2) The picture of the guy, beer in hand, getting his hair cut by the smiling Latina woman. Oh, dear God -- I guess a lot of things survived Katrina besides the drinking: the dark-skinned servant class waiting on the middle-class white folks. I hope that picture was posted to be ironic. But I'm not that optimistic.
-- Leslie Streeter
Glad you enjoyed the show, Josh. But remember for the next storm: Katrina was a glancing blow, not a direct hit.
I fled to Hammond, La., with Melanie Plesh, a writer with a vision who teaches at Fredrick Douglass High, and her insane cat in a cage on my lap. We passed over roads that washed out to sea hours later. It took eight hours to make the usually one-hour trip. We arrived with the first rainsqualls and our first of many bottles of champagne with our grand host and savior, a former monk from the nearby abbey.
This went on for a week, till the realization that we were, indeed, displaced souls in need of greater direction than champagne and a fallen monk. I moved on, to Lafayette, La.
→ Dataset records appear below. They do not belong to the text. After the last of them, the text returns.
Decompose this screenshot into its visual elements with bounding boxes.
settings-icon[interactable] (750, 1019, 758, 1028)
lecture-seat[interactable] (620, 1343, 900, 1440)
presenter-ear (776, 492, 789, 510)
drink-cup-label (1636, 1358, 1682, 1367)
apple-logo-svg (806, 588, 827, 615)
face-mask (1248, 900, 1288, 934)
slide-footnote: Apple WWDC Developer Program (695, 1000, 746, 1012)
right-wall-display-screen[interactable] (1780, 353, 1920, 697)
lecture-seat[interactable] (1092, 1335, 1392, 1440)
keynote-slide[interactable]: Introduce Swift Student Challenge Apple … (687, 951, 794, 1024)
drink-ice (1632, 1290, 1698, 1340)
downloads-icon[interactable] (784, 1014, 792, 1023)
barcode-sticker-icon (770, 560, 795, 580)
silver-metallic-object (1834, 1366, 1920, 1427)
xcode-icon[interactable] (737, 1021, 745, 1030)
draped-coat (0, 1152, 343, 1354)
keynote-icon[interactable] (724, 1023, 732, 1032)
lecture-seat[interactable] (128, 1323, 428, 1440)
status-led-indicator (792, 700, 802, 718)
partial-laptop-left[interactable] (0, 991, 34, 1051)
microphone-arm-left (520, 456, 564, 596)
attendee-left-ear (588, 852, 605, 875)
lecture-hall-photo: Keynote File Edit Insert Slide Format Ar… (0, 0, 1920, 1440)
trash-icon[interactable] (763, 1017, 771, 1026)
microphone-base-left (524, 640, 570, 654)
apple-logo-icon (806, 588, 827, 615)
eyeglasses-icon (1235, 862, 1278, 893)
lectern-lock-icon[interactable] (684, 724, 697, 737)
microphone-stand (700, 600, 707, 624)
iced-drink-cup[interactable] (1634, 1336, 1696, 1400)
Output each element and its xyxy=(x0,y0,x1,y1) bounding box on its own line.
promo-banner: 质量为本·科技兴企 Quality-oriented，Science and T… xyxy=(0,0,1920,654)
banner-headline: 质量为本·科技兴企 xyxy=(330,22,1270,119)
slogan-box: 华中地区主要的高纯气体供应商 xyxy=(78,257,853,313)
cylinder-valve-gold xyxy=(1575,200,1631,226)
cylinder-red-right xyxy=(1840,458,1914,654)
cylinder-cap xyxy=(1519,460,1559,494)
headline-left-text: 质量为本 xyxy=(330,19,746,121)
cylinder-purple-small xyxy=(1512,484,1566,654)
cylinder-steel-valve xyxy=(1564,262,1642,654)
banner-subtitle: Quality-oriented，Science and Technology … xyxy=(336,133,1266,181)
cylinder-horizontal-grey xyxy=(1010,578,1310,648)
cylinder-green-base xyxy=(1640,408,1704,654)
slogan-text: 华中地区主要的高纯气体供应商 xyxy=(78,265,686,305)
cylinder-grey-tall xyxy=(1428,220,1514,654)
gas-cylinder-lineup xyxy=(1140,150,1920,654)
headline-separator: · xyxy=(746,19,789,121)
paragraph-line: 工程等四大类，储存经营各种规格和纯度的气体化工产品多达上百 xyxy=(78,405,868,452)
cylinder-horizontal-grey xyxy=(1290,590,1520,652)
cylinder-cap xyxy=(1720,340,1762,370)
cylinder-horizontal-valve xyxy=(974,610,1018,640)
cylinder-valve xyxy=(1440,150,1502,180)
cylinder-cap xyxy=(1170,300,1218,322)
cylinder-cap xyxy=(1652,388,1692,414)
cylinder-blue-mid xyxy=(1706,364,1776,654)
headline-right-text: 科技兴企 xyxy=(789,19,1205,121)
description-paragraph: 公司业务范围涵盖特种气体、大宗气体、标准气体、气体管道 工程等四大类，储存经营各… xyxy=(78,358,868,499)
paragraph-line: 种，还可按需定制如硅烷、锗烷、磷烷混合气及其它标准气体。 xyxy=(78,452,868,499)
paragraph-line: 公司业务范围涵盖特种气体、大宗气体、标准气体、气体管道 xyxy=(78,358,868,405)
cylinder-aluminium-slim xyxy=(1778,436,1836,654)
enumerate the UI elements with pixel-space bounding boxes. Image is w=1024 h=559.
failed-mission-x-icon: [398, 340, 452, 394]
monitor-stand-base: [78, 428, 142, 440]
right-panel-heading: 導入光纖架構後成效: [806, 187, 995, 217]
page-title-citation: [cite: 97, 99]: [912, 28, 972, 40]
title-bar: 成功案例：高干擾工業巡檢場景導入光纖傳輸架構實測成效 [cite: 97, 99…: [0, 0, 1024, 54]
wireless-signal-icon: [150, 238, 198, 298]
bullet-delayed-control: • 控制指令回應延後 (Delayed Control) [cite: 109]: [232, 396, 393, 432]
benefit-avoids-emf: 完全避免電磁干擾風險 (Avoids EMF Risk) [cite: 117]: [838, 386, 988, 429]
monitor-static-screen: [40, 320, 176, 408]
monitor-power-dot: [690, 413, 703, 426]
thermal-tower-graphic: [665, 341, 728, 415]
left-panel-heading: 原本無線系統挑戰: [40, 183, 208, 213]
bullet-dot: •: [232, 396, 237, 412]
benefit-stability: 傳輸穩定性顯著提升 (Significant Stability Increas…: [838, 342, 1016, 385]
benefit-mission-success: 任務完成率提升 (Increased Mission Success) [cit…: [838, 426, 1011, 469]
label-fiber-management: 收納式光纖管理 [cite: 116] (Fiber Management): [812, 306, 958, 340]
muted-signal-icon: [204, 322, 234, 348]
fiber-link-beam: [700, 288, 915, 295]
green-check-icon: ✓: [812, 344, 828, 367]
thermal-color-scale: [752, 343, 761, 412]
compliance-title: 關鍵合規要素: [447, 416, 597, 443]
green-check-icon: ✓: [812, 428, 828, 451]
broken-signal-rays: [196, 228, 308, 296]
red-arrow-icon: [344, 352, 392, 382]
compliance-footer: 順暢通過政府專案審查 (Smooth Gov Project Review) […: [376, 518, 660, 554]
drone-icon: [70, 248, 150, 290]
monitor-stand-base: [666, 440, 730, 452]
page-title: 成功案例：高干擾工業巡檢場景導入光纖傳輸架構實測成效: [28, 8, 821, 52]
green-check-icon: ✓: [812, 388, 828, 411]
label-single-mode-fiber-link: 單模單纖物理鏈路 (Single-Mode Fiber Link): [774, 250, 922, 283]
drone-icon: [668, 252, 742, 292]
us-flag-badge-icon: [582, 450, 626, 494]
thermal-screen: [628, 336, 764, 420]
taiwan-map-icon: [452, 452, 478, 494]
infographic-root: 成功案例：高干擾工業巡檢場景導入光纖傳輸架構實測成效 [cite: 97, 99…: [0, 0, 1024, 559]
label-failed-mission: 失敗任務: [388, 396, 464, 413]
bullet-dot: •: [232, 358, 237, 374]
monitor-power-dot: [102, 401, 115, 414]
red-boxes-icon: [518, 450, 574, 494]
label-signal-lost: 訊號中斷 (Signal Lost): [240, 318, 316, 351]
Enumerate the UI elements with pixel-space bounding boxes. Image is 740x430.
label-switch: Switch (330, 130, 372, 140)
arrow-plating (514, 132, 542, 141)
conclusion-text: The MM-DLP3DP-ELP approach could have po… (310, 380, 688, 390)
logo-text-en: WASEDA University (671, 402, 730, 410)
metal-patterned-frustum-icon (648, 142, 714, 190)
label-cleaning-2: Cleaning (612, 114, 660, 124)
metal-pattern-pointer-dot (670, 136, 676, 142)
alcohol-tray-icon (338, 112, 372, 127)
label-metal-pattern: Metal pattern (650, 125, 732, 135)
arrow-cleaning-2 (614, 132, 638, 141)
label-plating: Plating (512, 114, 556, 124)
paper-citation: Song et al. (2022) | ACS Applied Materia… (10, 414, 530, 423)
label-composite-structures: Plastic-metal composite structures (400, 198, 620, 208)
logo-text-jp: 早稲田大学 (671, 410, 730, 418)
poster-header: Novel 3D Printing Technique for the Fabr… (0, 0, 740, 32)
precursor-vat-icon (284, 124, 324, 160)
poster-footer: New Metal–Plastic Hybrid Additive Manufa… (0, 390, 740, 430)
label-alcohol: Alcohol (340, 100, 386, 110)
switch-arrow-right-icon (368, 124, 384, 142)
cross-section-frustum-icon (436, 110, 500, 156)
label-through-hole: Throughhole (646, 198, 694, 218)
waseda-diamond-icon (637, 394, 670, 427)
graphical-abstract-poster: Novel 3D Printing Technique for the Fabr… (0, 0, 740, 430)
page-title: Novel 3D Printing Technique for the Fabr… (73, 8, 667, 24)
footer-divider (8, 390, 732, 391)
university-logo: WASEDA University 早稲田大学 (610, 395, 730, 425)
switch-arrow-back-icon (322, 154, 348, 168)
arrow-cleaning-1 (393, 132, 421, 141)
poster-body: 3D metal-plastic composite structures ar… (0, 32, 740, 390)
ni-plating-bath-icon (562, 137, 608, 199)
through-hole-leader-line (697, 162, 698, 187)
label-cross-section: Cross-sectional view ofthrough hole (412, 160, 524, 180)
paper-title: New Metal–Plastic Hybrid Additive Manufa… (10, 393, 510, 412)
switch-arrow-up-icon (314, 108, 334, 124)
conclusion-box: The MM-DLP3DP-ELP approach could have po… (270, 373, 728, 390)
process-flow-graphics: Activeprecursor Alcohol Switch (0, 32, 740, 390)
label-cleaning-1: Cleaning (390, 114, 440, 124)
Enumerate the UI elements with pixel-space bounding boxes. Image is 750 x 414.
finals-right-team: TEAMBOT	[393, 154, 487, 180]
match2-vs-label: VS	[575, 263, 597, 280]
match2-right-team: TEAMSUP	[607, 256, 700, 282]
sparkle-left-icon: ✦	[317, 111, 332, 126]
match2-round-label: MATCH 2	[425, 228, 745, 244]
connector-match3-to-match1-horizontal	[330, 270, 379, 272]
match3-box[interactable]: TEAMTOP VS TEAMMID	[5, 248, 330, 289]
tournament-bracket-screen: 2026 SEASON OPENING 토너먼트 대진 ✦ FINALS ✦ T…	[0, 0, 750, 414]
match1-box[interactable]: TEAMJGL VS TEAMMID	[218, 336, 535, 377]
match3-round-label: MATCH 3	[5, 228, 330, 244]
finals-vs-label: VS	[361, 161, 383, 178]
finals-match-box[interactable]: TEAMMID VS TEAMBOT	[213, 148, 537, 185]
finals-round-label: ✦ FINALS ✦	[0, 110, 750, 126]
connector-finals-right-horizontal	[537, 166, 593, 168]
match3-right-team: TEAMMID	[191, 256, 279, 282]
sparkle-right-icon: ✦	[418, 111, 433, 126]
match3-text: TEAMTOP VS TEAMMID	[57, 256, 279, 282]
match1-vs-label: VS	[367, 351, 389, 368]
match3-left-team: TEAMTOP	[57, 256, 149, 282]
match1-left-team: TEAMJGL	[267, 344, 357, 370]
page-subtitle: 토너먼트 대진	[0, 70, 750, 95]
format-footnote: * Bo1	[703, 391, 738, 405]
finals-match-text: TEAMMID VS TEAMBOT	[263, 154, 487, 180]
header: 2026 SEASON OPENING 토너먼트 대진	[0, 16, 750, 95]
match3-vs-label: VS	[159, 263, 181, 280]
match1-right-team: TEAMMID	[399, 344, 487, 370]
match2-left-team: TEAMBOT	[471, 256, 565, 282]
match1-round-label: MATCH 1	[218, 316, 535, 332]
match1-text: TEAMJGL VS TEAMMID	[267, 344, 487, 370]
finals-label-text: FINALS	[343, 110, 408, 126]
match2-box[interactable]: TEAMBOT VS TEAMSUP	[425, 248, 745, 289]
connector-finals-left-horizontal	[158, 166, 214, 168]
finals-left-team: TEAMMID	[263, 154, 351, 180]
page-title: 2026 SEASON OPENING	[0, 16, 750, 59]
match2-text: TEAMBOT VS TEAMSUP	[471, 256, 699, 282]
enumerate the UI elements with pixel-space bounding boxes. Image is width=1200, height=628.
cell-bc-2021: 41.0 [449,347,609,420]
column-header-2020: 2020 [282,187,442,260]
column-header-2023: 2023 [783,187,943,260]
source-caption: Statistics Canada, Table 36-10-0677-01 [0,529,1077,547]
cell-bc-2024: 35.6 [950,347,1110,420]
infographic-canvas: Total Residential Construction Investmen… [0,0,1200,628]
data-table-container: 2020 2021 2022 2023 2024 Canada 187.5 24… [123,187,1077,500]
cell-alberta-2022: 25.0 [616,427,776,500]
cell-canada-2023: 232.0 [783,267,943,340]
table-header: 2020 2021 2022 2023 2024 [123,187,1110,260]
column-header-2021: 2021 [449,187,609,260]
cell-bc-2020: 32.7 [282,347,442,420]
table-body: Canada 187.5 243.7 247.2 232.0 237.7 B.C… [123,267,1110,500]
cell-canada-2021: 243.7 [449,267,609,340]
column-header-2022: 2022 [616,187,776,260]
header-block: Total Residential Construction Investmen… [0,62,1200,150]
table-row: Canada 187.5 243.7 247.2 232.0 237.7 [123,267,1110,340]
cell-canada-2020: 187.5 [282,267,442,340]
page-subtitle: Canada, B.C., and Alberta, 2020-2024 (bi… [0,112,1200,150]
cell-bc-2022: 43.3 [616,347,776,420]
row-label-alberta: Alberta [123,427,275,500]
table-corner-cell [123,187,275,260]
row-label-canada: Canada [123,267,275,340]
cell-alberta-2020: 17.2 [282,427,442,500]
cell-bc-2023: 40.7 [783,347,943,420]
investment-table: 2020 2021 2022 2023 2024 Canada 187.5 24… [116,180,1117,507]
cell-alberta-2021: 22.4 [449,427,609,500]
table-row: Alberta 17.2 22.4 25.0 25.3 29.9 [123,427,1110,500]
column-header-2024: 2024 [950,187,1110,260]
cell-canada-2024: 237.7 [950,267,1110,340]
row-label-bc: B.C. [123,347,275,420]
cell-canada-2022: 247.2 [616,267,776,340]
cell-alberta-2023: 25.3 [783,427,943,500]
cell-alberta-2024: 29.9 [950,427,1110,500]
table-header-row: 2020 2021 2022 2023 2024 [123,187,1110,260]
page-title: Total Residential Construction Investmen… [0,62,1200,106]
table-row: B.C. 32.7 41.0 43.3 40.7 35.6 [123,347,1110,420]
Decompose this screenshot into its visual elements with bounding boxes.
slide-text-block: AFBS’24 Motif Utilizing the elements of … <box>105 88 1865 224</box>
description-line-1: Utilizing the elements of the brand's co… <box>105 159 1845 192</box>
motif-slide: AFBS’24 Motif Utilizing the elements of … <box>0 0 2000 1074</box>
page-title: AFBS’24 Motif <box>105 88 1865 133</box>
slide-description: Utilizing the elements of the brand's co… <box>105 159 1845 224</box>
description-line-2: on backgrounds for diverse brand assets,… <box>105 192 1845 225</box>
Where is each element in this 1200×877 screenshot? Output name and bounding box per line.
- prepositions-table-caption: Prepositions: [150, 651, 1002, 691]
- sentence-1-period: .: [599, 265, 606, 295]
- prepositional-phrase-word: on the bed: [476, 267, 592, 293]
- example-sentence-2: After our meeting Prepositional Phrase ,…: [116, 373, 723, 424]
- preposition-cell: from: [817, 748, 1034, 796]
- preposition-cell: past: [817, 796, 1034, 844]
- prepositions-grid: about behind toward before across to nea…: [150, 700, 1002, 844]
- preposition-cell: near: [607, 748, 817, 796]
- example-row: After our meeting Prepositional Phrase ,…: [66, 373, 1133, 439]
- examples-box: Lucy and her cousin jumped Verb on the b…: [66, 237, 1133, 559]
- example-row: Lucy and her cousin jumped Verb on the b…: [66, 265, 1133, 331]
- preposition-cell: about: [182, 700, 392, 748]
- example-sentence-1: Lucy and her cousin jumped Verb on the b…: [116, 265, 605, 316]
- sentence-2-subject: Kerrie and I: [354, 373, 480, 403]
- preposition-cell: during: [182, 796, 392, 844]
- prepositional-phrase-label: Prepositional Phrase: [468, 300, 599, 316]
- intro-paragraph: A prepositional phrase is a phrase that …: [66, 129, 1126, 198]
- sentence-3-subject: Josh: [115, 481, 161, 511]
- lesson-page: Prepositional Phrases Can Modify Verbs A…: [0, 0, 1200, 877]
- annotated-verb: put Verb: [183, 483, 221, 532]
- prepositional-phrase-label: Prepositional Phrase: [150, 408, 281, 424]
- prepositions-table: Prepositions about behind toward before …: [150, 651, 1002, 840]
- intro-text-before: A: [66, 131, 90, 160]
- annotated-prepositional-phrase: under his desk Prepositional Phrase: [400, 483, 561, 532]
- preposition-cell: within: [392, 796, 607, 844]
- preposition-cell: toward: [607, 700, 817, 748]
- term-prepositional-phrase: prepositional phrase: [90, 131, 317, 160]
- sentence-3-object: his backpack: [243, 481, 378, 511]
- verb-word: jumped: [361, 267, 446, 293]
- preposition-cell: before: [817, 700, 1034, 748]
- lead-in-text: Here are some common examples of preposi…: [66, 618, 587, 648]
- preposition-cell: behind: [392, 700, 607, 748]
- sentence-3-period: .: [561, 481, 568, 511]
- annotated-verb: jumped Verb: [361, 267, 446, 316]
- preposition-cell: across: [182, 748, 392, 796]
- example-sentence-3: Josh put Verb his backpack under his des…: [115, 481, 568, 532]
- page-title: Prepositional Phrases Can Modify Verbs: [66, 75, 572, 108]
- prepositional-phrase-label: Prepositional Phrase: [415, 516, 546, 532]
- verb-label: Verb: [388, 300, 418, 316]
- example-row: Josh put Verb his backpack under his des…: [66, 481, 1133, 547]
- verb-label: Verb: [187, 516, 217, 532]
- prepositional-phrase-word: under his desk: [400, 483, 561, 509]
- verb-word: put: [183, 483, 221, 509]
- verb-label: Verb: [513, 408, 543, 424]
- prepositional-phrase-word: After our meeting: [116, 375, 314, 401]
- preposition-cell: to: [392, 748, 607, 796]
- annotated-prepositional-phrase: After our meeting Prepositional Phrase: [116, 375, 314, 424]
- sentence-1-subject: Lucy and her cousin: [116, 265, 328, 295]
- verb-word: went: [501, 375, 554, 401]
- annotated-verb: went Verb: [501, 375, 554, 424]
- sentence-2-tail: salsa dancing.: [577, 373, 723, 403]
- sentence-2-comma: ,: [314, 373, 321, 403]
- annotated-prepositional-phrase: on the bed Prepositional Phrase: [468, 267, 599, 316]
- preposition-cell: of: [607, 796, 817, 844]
Life is always good in Lafayette. The city was untouched by the storm, and an exile community has taken shallow root -- both poorly in the Cajun Dome and elegantly at last weekend's Second-Saturday Art Walk, a monthly coordinated gallery opening. Salesmen from New Orleans' posh Arthur Roger Gallery and artists from RHINO (Right Here In New Orleans) Louisiana Arts and Crafts Gallery greeted each other with hugs, cheers and boudin. Don Marshall, director of the New Orleans Jazz and Heritage Festival Foundation, chatted with author Rick Bragg, and RHINO's anodized-aluminum sculptor, Cathy Cooper-Stratton. All in air-conditioned comfort and as mosquito-free as a swamp can be. Outside, the steel drummer from New Orleans' Spotted Cat sat curbside smoking cigarettes and lamenting that he, too, knew what it means to miss New Orleans.
Keep the faith, speed the day, and keep writing.
-- Leonard Earl Johnson
I was looking forward to reading something upbeat from someone in the mess. This is, however, an obnoxious and narrow-minded view on the state of New Orleans, and a pointless peek into the temporary life of the author. But then, what can one expect from a man who shares this exchange he had? "The second day after the storm, I asked a man carrying a small plastic shopping bag if he was carrying his lunch. 'Lunch? Shit,' he said. 'This's everything I got left in the world.'" Duh. Awesome party, dude.
-- Martina Steiner
When I first read this column, I was sure it was satire. Who would boast of their turquoise swimming pool -- filled with bottles of Pinot Grigio, no less -- in the face of evacuees who died because they couldn't find clean water to drink?
I imagine many of the survivors of Hurricane Katrina would have stayed in New Orleans if they, too, could have had Joshua Clark's frat-house lifestyle. Unfortunately, not everyone was as lucky as Clark and his drinking buddies.
But we should understand his choice, it seems: "This is home. Where else would I go? My family's cottage on Cape Cod would get boring fast." Poor Clark! The idea of being forced to live in the family's summer home!
Clark also seems to think his choice to stay is enviable: "Can you imagine what it's like to have no energy bills, no rent, no cellphone invoices ... and no taxes? We can. And we're doing it like kings."
Kings? No. More like self-indulgent boys playing at "Survivor," while tens of thousands of other residents experienced the real thing.
Stay strong, Joshua. The Pinot Grigio might run out and force you to drink Thunderbird. A nation holds its breath for you, hoping that the wine continues flowing.